Ex-Bundeswehrsoldat wegen sechsfacher Vergewaltigung vor Jugendkammer angeklagt
Ex-Soldat bestreitet Vergewaltigungsvorwürfe, außer einem - Ex-Bundeswehrsoldat wegen sechsfacher Vergewaltigung vor Jugendkammer angeklagt
Ein ehemaliger Soldat der Bundeswehr steht im Alter von 27 Jahren wegen des Vorwurfs vor Gericht, zwischen 2015 und 2022 in vier Regionen Deutschlands und der Schweiz sechs Frauen zu vergewaltigen. Der Angeklagte, der freiwillig für die Ukraine kämpfte, bestreitet die meisten Vorwürfe, gesteht jedoch eine Vergewaltigung ein. Da der Beschuldigte zum Zeitpunkt einiger Taten noch junger Erwachsener war, wird er vor einer Jugendkammer des Landgerichts angeklagt. Die Staatsanwaltschaft wirft ihm vor, Frauen im Landkreis Hof (Bayern), im Landkreis Prignitz (Brandenburg), im Ahrtal (Rheinland-Pfalz) sowie im Schweizer Kanton Bern zu vergewaltigen. Zudem wird ihm die Verbreitung kinderpornografischen Materials, der illegale Besitz von Waffen, Munition und Sprengstoff vorgeworfen. Der Angeklagte soll einige der Übergriffe gefilmt und im Internet verbreitet haben.

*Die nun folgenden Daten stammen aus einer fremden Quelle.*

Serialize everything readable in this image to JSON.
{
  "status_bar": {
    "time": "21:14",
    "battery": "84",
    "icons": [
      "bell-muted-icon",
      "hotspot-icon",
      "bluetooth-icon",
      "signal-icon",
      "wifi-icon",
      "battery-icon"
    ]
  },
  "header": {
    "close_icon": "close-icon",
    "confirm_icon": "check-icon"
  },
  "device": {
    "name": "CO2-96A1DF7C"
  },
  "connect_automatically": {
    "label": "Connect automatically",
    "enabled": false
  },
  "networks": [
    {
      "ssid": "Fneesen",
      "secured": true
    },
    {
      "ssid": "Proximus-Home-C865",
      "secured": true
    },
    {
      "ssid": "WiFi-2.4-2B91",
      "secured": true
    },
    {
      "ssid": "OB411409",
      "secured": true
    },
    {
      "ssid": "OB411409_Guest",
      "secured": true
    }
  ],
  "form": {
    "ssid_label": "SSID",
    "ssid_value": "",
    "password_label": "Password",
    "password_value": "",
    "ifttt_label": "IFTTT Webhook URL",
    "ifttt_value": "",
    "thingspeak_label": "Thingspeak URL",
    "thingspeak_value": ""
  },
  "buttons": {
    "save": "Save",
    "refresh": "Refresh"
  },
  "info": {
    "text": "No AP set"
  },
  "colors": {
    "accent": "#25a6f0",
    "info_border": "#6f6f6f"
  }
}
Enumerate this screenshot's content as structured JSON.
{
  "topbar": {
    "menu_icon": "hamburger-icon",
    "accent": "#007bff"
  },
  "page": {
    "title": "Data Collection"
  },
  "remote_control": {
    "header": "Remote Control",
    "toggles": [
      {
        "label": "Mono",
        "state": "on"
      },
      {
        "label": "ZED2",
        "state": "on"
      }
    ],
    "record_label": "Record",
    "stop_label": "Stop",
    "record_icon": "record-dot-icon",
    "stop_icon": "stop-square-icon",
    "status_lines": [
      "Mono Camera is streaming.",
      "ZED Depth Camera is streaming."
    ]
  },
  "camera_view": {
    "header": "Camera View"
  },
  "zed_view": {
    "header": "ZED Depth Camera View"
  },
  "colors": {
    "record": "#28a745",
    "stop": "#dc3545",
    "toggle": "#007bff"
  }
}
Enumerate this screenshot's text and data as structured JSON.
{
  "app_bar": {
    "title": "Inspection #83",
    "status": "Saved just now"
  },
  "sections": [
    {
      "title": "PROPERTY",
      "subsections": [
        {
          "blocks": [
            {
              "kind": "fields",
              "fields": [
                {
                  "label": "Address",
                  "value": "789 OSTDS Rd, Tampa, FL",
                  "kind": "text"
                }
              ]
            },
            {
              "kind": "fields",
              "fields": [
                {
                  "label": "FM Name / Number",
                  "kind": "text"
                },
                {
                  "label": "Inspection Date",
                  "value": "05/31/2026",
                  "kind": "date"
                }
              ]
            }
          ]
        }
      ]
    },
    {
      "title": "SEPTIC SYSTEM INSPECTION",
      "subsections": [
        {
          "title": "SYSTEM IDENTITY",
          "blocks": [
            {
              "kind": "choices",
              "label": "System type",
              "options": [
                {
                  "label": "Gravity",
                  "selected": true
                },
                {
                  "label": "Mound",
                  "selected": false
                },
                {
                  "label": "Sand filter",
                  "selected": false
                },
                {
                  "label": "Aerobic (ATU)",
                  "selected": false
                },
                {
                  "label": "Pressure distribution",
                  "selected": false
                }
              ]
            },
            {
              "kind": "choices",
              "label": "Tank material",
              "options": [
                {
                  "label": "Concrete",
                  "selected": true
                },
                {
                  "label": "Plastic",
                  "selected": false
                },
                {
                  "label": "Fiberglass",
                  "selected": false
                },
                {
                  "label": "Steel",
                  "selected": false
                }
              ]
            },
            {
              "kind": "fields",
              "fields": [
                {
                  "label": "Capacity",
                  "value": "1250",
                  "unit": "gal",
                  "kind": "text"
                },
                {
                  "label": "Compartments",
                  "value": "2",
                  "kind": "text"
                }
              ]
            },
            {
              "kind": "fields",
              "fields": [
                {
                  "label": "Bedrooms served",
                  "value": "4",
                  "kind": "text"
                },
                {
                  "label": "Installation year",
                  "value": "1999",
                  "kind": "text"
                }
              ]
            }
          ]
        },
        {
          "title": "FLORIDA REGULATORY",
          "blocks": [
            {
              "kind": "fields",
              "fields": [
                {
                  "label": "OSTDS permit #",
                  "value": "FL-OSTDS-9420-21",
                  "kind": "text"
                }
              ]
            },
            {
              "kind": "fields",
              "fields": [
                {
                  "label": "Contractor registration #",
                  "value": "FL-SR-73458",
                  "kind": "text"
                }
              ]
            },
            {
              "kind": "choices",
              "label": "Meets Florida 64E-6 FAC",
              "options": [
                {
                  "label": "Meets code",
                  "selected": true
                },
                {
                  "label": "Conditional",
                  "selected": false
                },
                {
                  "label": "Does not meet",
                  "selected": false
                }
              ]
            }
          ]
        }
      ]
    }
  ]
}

Seine Verteidigung argumentiert, die Begegnungen seien einvernehmlich gewesen, und verweist auf seine Vorliebe für dominante und gewalttätige Sexualpraktiken. Die Anklage hingegen betont, es habe sich um nicht einvernehmliche Vergewaltigungen gehandelt. Der Prozess wird mit Zeugenaussagen und Beweismitteln fortgesetzt. Die Vergangenheit des Angeklagten, einschließlich seines Militärdienstes und seines Einsatzes als Freiwilliger in der Ukraine, steht derzeit in keinem Zusammenhang mit den Vorwürfen. Bei einer Verurteilung drohen ihm schwere Strafen, darunter eine langjährige Freiheitsstrafe.